Of course, Brandless is a brand — in fact, Sharkey is emphatic on that point and is in love as much with the brand she’s created as the mission it’s supposedly on. It just may be a smarter brand, with packaging design (Sharkey says that was key to the company) that creates a “whitespace” that consumers can fill.
“We’re not saying we’re anti-brand. We’re not saying we’re not a brand,” she says, almost yells. “We’re re-imagining what it means to be a brand. A brand about you. And your narrative and your whitespace. Our job is to make incredible product, … incredible stuff at fair prices.”
Yet the problem for Brandless is that giants like Amazon can (and already do) sell inexpensive products. As one top retail exec exclaimed when I mentioned Brandless to him, “Yeah, but Amazon already has Brandless. It’s called Amazon Basics.” The key for Brandless is to build a strong enough brand that people will be compelled to choose it over Amazon or Amazon-like companies.
Only Sharkey makes buying soap almost a political act, though. It’s 2017, and this is a California-based company, after all.
“We made the assumption this country was in a dark place. I know that Washington is not the place anymore where you can implement change. We’re trying to change the system outside the system,” says Sharkey. “No matter how they vote, their sexual orientation, how much debt or credit they have, everyone deserves to be treated — everyone is equal in their humanistic needs.”

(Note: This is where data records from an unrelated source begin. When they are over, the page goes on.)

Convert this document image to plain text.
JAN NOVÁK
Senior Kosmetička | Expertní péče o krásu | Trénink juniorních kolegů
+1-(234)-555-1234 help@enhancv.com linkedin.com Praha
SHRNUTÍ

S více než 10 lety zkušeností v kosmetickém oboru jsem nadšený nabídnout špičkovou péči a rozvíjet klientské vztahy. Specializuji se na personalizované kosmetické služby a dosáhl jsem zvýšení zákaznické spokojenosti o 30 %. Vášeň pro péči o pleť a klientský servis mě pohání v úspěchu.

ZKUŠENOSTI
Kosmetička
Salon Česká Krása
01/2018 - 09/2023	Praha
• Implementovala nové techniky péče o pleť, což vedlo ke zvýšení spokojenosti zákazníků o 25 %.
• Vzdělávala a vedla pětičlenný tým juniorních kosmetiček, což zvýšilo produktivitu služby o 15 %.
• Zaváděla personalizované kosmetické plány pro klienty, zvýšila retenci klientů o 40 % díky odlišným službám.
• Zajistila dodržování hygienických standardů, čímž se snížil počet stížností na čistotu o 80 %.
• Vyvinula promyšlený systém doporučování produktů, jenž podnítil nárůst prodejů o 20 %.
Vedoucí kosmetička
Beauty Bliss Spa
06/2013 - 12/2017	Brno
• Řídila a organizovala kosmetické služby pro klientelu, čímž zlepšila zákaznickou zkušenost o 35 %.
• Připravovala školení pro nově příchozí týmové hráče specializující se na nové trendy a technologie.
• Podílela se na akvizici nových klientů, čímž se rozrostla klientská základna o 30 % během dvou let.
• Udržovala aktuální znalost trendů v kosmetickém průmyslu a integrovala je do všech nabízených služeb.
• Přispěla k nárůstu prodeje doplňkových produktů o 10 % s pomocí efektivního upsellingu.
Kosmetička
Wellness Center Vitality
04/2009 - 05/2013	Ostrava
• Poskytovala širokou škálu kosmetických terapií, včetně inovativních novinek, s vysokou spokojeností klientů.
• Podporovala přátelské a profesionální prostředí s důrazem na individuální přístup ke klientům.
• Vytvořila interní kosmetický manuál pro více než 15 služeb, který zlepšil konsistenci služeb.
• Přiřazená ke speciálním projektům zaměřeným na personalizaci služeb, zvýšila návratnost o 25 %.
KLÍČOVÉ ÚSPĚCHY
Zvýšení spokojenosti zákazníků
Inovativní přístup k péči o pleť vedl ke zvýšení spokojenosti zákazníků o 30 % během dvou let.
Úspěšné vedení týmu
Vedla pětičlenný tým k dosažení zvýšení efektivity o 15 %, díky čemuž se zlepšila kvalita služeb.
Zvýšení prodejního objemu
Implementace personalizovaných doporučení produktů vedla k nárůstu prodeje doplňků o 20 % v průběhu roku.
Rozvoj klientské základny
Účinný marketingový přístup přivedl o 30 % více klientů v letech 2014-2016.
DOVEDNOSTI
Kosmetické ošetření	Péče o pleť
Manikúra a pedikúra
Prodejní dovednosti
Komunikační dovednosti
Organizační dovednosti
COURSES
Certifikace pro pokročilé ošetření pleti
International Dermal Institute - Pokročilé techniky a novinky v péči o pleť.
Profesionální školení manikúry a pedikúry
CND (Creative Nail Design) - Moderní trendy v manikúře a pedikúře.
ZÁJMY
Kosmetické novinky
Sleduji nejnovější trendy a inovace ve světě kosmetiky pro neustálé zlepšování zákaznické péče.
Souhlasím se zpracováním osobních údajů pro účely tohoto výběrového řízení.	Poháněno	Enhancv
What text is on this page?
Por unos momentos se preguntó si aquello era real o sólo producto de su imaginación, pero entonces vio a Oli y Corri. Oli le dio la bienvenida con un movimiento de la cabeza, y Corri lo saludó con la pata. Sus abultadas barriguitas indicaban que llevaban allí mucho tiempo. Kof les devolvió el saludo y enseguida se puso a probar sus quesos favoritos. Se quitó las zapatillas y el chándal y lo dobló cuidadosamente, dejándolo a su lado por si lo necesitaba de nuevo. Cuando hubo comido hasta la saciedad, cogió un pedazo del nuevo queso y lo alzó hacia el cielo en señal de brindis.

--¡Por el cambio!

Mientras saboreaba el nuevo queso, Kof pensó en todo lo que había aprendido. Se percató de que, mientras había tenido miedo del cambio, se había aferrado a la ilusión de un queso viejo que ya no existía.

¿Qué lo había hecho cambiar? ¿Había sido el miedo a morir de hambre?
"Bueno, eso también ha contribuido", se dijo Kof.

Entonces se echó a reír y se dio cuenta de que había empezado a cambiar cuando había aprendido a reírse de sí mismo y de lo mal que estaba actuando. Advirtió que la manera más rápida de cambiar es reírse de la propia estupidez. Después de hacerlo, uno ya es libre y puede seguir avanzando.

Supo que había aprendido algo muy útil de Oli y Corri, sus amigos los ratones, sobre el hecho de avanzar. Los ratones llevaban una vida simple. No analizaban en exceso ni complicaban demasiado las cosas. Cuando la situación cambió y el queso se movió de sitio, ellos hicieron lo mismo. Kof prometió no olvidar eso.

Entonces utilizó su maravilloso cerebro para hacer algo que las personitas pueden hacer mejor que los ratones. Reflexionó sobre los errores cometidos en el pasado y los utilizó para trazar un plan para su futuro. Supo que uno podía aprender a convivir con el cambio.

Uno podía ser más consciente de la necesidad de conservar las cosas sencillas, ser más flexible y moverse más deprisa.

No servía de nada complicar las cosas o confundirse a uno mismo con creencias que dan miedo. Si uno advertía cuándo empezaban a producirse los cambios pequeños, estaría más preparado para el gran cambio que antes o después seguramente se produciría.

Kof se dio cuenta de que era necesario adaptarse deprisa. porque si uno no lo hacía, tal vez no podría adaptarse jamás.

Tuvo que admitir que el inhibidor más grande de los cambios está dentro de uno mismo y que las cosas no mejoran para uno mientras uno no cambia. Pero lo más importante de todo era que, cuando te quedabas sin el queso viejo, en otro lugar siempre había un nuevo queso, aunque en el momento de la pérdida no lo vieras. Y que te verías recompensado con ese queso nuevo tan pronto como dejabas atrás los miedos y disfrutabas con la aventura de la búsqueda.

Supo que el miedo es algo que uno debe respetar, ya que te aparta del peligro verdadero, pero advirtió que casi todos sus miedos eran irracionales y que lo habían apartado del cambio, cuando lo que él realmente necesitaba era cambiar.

Brandless says it takes paralysis of choice out of the equation (just try searching for “shampoo” on Amazon.com). While setting up Brandless, Sharkey and Leffler found that a regular supermarket environment has about 20,000 units of sales in “center of store” — not including perishables. They edited it to 200: one of each. It was done through a process called “industry cutting,” where multiple types of, say, ketchup were whittled down one by one by taste testers so at the end only one was left.
Tapping into minimalism
Brandless is undeniably on-trend. This is the age, after all, of the KonMari method, the decluttering, simplifying technique by Japanese tidying coach Marie Kondo that’s turned into a global movement over the past year (Kondo has since turned it into a media company). It’s also a time when companies like Rent the Runway push a minimalist war against fast fashion by asking people to rent and return well-made expensive designer clothes rather than buy cheap stuff.
It’s also the age of the “movement,” where a simple business idea has to map back to a bigger purpose. Sharkey’s passionate style has been compared to Goop founder Gwyneth Paltrow. The Brandless team recently had its first company offsite. Sharkey and Leffler asked the team to anonymously answer questions including “How will you know Brandless has been successful?” Her favorite answer: When you overhear a conversation where someone holds up a product and says, “Have you seen the Brandless of [blank]?”
“This person totally understood the idea that Brandless was bigger than the product,” she says. The big idea in Brandless’ case, she says, goes beyond selling lotion and cookies to a world-dominating “brandless” life. “We’ll think about opportunities to co-create things people want, need and love, then make them awesome and brand-tax free.”
For Leffler, Sharkey’s co-founder, Brandless is like a child he and Sharkey produced. It was the offsite, he says, when he realized that “this was real.” “I’m enamored by Tina and the skills she brings to the party,” he says. And one more thing, this right before we hung up the phone: “Have you tried the sour gummy worms?”